For my father that service showed up as enlisting in the military. As a young man he would do his time in the army. He tells me he once dreamed of going to college, but that option wasn’t real the older he grew. The army was a sure bet, he tells me, providing income for his family. I wanted to relieve the burden Grandma Vina felt, he says one afternoon when we are sitting outside having a brown-bag lunch together. With all the children, it was hard, he says. But it was also hard, he confesses, to leave his siblings behind.
I felt like they were mine, the ones who came after me. The army seemed the best bet, so off I went, my father says, and I think I hear his voice crack. He shrugs for sure. What choice did he have?

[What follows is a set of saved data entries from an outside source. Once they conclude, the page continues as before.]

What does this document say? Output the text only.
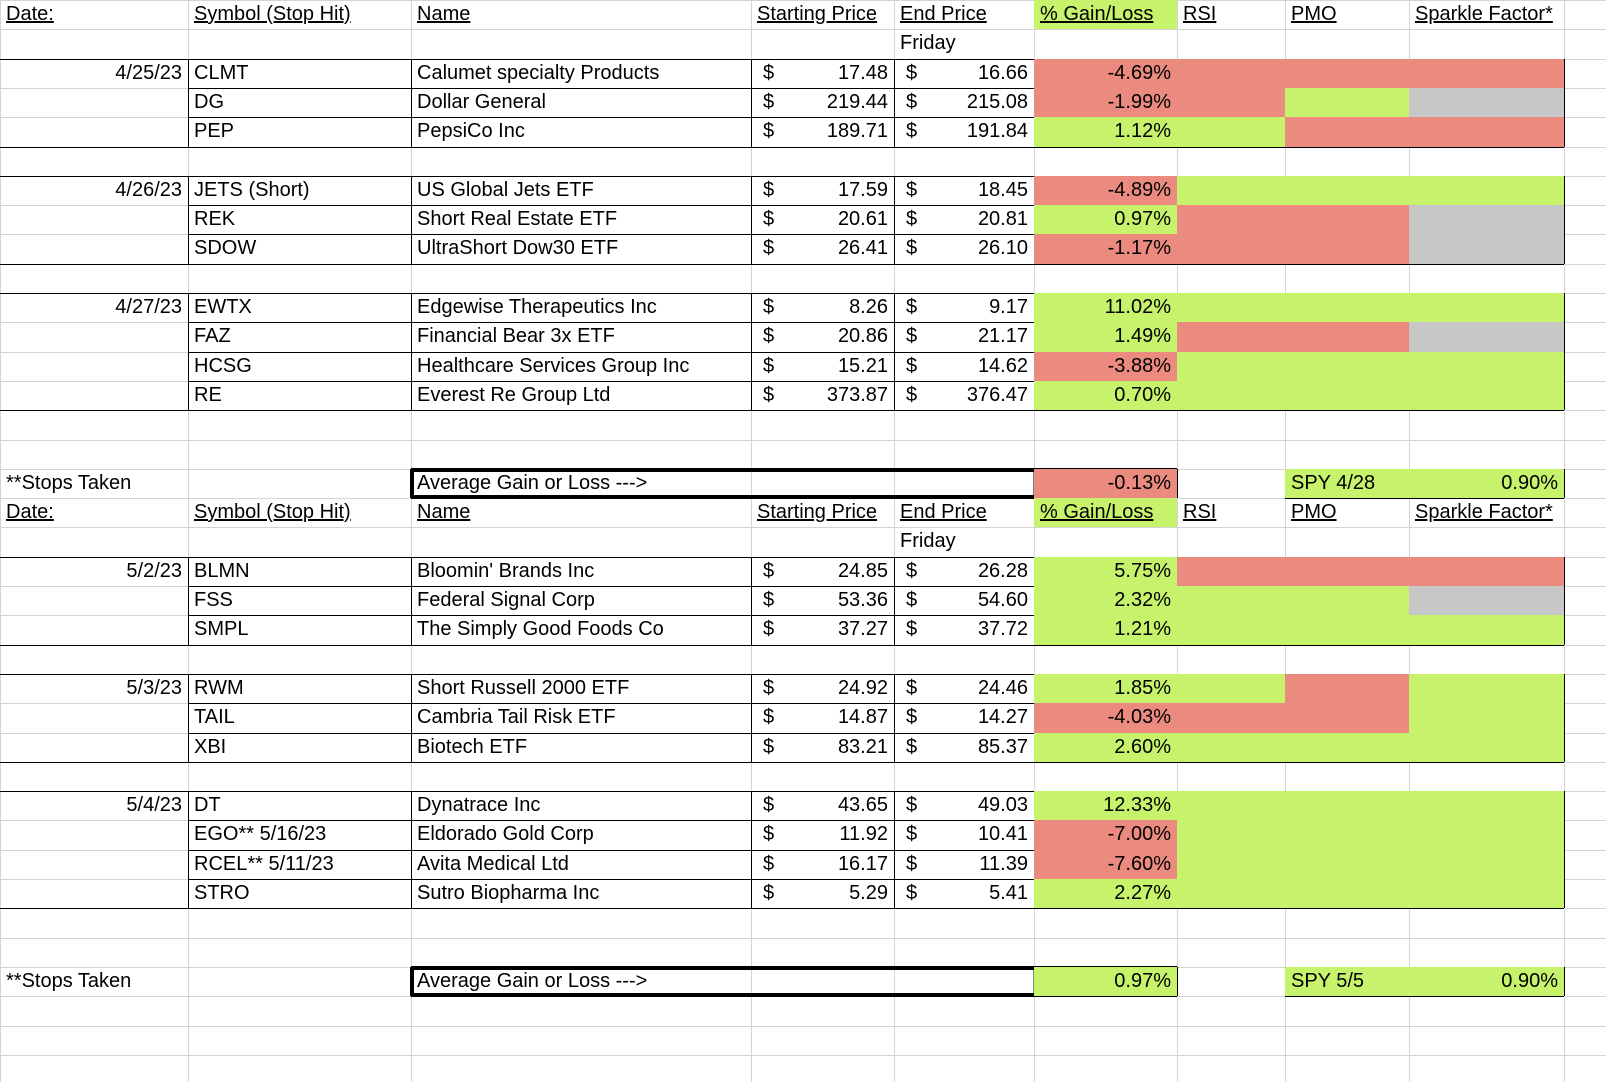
Date:	Symbol (Stop Hit)	Name	Starting Price	End Price	% Gain/Loss	RSI	PMO	Sparkle Factor*
Friday
4/25/23 CLMT	Calumet specialty Products	$	17.48 $	16.66	-4.69%
DG	Dollar General	$	219.44 $	215.08	-1.99%
PEP	PepsiCo Inc	$	189.71 $	191.84	1.12%
4/26/23 JETS (Short)	US Global Jets ETF	$	17.59 $	18.45	-4.89%
REK	Short Real Estate ETF	$	20.61 $	20.81	0.97%
SDOW	UltraShort Dow30 ETF	$	26.41 $	26.10	-1.17%
4/27/23 EWTX	Edgewise Therapeutics Inc	$	8.26 $	9.17	11.02%
FAZ	Financial Bear 3x ETF	$	20.86 $	21.17	1.49%
HCSG	Healthcare Services Group Inc	$	15.21 $	14.62	-3.88%
RE	Everest Re Group Ltd	$	373.87 $	376.47	0.70%
**Stops Taken	Average Gain or Loss --->	-0.13%	SPY 4/28	0.90%
Date:	Symbol (Stop Hit)	Name	Starting Price	End Price	% Gain/Loss	RSI	PMO	Sparkle Factor*
Friday
5/2/23 BLMN	Bloomin' Brands Inc	$	24.85 $	26.28	5.75%
FSS	Federal Signal Corp	$	53.36 $	54.60	2.32%
SMPL	The Simply Good Foods Co	$	37.27 $	37.72	1.21%
5/3/23 RWM	Short Russell 2000 ETF	$	24.92 $	24.46	1.85%
TAIL	Cambria Tail Risk ETF	$	14.87 $	14.27	-4.03%
XBI	Biotech ETF	$	83.21 $	85.37	2.60%
5/4/23 DT	Dynatrace Inc	$	43.65 $	49.03	12.33%
EGO** 5/16/23	Eldorado Gold Corp	$	11.92 $	10.41	-7.00%
RCEL** 5/11/23	Avita Medical Ltd	$	16.17 $	11.39	-7.60%
STRO	Sutro Biopharma Inc	$	5.29 $	5.41	2.27%
**Stops Taken	Average Gain or Loss --->	0.97%	SPY 5/5	0.90%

What Gabriel does not say but what I am keenly aware of is that when he returned from his tours in Panama and Korea, he returned to a city under siege, economic and otherwise. The GI Bill was notoriously unhelpful to Black veterans, indeed having been forged in such a way as to uphold Jim Crow. And while some gains were made in a post–legal segregation society, it was never a tool men like my father could usefully wield. Anyway, school, which is what it would have covered, was not on his radar. He went, like so many others, just looking for work.